# Anyone ever kept Roundtail Paradise Fish in an Aquarium? (Macropodus ocellatus)



## jadaBlu (Feb 14, 2013)

This fish caught my eye and I was wondering what it's like to keep them. Are they personable like bettas? How did you handle the cold period they need?


----------



## Cotton19 (Nov 26, 2013)

can't be specific to that tail type, but I am a big fan of paradise fish.
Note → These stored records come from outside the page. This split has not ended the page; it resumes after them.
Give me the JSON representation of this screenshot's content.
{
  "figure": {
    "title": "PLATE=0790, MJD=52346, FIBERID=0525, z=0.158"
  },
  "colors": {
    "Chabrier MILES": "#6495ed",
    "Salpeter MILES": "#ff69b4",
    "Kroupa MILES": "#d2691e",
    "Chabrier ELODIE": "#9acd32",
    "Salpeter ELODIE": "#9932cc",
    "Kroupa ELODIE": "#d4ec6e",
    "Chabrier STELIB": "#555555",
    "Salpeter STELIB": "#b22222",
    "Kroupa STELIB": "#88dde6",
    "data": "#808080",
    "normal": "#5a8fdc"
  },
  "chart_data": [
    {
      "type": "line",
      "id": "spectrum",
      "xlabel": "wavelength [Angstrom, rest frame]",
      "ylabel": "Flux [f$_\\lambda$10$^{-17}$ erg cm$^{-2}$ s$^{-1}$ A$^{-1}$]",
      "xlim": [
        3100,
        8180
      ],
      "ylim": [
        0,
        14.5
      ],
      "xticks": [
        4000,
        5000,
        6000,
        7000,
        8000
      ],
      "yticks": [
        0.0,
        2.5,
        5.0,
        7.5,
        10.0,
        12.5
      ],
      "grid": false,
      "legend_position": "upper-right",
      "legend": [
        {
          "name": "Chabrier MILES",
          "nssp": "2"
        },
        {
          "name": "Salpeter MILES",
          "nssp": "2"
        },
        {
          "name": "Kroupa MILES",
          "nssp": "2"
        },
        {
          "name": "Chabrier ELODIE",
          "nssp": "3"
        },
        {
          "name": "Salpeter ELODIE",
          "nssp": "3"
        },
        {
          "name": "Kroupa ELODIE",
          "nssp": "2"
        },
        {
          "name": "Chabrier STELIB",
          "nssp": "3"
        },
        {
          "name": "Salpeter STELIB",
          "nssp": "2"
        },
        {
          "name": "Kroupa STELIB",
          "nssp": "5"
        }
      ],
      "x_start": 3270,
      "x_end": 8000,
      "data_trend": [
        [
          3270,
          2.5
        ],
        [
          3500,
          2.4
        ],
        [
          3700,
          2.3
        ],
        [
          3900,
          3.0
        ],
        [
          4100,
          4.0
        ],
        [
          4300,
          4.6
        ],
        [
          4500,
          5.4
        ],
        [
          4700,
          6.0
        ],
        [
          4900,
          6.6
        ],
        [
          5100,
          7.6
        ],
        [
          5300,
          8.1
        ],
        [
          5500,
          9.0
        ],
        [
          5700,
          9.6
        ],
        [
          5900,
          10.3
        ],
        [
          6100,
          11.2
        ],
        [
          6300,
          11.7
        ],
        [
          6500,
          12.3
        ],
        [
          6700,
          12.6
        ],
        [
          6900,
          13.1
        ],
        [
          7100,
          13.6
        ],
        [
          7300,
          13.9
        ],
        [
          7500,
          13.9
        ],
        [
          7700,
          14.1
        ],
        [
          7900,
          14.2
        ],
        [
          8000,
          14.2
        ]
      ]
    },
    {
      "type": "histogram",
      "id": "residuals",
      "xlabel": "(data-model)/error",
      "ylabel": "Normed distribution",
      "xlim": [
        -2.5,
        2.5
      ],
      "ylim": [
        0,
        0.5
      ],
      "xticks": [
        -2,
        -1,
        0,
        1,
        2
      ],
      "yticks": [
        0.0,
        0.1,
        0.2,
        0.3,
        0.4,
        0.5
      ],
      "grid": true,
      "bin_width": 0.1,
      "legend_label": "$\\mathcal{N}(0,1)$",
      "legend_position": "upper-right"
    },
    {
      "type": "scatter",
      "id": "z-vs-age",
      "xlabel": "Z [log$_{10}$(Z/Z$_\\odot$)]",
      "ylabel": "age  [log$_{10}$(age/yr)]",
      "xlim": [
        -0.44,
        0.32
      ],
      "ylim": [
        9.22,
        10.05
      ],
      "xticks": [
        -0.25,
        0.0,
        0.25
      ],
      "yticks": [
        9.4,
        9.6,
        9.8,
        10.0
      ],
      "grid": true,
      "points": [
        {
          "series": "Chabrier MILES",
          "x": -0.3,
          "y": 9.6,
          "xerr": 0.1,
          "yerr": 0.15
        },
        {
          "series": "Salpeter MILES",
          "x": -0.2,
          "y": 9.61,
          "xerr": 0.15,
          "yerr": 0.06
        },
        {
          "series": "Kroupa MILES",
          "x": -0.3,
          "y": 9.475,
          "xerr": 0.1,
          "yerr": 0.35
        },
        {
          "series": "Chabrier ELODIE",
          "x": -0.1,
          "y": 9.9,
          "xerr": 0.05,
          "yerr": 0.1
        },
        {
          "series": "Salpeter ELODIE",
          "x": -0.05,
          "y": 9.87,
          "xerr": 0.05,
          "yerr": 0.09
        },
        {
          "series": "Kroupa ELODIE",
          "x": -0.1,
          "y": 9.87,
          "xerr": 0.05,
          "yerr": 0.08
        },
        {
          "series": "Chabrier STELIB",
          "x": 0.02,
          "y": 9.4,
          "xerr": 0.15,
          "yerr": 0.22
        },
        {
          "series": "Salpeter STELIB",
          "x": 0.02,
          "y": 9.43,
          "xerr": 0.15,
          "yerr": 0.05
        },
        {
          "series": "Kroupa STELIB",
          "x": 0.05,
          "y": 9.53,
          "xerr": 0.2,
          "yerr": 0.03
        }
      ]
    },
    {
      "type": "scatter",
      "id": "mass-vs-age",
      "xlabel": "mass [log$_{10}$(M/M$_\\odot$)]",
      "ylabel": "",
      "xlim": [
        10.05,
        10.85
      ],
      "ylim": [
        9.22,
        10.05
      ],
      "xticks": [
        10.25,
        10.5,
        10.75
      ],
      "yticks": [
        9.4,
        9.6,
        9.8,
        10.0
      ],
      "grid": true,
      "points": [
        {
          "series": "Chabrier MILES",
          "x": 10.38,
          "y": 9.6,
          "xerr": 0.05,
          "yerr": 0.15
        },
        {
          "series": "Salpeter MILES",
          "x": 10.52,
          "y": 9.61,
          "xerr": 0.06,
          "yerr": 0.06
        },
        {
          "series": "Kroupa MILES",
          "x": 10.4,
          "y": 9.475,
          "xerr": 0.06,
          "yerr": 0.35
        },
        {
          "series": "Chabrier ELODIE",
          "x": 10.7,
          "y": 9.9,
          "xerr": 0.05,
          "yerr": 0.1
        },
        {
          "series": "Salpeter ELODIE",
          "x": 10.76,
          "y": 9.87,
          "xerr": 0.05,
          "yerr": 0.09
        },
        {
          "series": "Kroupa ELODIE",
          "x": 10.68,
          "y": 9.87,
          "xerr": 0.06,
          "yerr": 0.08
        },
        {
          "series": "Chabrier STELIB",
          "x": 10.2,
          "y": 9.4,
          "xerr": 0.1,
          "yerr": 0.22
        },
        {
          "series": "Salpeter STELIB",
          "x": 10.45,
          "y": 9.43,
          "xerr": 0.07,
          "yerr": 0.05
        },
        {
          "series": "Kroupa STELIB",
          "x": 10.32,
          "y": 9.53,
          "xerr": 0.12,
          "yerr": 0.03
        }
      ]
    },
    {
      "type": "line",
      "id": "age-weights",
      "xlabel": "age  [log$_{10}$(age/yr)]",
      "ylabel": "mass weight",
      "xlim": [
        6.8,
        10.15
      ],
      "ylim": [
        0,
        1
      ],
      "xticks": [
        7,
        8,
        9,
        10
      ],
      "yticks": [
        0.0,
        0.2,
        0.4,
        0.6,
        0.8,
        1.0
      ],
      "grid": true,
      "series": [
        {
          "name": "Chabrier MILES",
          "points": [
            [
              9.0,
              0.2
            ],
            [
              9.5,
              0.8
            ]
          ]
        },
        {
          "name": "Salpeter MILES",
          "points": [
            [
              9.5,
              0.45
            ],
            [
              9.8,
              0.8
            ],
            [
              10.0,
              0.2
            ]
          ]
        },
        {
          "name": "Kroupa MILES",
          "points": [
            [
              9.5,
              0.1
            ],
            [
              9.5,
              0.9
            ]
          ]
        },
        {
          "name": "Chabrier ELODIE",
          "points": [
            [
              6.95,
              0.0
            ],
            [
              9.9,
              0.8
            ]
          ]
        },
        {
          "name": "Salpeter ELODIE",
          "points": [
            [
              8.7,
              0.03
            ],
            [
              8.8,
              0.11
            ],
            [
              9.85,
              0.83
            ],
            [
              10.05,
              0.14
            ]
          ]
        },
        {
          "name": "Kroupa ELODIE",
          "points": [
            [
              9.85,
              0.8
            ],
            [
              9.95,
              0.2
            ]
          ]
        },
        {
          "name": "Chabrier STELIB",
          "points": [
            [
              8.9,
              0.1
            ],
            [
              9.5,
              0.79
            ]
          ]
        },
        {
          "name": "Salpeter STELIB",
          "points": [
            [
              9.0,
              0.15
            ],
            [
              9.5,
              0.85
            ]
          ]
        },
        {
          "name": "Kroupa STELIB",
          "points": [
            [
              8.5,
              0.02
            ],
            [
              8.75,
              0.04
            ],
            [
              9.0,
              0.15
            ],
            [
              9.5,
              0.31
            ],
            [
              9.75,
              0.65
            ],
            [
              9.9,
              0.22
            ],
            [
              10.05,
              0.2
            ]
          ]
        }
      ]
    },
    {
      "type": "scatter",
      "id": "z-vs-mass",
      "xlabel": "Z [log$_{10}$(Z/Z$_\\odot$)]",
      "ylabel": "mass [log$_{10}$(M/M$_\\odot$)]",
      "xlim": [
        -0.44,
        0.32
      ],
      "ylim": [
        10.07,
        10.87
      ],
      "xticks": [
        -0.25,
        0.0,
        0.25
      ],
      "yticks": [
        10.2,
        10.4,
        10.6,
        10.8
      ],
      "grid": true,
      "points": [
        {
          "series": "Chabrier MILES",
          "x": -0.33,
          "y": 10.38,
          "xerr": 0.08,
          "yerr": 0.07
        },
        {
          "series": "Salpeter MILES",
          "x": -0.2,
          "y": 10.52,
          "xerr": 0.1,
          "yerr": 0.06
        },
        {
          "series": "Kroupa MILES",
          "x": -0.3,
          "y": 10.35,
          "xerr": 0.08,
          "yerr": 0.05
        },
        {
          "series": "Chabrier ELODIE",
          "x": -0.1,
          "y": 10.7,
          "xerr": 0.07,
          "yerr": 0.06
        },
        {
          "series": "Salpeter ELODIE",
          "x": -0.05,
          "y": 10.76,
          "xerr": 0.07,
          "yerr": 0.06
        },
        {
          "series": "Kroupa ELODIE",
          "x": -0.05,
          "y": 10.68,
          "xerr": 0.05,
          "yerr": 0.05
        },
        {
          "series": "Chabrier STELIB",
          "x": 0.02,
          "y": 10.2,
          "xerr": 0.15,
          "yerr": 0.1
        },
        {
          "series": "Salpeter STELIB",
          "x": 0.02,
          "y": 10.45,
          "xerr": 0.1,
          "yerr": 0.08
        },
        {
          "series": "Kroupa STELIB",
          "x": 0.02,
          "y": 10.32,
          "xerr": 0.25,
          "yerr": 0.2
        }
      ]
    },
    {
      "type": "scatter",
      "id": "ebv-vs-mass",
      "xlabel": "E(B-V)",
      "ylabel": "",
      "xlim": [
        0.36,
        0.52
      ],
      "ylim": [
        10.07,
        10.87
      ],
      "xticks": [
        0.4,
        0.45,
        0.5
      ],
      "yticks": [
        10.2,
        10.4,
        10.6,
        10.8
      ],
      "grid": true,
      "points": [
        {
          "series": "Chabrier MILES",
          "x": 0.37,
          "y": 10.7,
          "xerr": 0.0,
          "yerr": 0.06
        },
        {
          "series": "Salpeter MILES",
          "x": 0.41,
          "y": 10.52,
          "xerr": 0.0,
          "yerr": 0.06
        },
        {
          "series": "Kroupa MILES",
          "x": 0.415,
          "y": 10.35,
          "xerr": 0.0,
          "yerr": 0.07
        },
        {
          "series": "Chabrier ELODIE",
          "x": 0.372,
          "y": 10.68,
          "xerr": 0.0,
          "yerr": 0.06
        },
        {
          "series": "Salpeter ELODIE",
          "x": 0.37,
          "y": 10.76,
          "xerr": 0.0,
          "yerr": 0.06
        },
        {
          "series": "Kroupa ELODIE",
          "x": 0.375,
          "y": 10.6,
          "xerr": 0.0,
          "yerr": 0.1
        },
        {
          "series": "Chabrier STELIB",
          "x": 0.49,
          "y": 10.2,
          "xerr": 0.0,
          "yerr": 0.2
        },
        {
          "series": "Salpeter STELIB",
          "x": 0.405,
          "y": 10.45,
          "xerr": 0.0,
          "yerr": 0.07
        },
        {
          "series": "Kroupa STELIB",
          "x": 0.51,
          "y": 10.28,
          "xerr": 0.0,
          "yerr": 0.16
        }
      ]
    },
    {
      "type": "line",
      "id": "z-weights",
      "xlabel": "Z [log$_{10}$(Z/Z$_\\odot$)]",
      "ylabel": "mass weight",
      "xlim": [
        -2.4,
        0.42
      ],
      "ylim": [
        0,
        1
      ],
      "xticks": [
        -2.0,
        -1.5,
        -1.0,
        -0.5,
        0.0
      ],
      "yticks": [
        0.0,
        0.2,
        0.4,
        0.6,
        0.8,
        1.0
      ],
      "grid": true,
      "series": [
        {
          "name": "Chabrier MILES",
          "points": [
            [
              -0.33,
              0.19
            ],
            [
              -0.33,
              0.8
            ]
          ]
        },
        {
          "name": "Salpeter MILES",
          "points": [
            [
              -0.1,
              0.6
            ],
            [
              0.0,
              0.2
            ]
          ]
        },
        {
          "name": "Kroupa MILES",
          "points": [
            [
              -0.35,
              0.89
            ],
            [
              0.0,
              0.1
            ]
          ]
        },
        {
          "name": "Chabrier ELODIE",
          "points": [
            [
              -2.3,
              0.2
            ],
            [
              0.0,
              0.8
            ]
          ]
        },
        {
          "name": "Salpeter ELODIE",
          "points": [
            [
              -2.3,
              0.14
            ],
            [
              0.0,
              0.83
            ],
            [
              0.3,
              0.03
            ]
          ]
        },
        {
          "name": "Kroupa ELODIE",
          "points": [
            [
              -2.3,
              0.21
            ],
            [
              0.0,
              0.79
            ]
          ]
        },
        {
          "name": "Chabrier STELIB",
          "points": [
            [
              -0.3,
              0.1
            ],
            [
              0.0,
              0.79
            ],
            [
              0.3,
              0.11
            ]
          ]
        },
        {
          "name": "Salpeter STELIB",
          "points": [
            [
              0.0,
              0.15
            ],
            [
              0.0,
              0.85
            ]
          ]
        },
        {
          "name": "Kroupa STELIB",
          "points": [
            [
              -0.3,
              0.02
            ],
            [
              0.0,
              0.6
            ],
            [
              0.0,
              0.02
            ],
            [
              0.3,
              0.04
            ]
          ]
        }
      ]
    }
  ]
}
I have had 7 over the years, and yet somehow the only one I have now is the first I got, Terry, who is at least 5 years old, which seems to be exceptionally long for the species, normal is like a betta, 1 to 3 years. the advantages over bettas are that a heater is not essential, but heat will keep them more active. a healthy one will have quite the personality, Terry jumps as high as 6 inches out of the water, often on command. a 10 gallon should be the minimum, and a generic heater with no temp control lets winter gently induce the cold period, plus you will not need the heater in summer. like bettas, each individual will let you know if it needs its own tank by its behavior, and if you can literally buy the one in that pic and don't like it, I will gladly take it off your hands if you change your mind, lol.


----------



## jadaBlu (Feb 14, 2013)

I saw some closed auctions on aquabid. I have one paradise fish now I am enjoying she does have a heater but I keep it set very low. She is quite active and would eat all day if let her. The fish I posted can live in icy temperatures and it's supposed to extend their lifespan if you give them cold period. Some people keep them in ponds outside but that seems like such a waste. I was wondering about their personality type for this exact fish and creating that cold period for the fish.


----------



## jadaBlu (Feb 14, 2013)

Here is a video of them that is pretty nice:

https://www.youtube.com/watch?v=pNYjYSPikgw


----------



## Cotton19 (Nov 26, 2013)

excellent fish in the video. the good and bad news is the same; like bettas, the personality is up to the individual. my most dominant paradise is female (Terry), and I had a male and two females that were fine living together for two years. you got good advice on the cold period, because I never lowered the temperature in the community tank, and I do unplug the heater in early fall and mid spring for Terry, and the results were much better that way.


----------



## jadaBlu (Feb 14, 2013)

Just saw this one today quite beautiful no hints of any for sale anywhere

http://www.thefishguide.com/round-tailed-paradise-fish


----------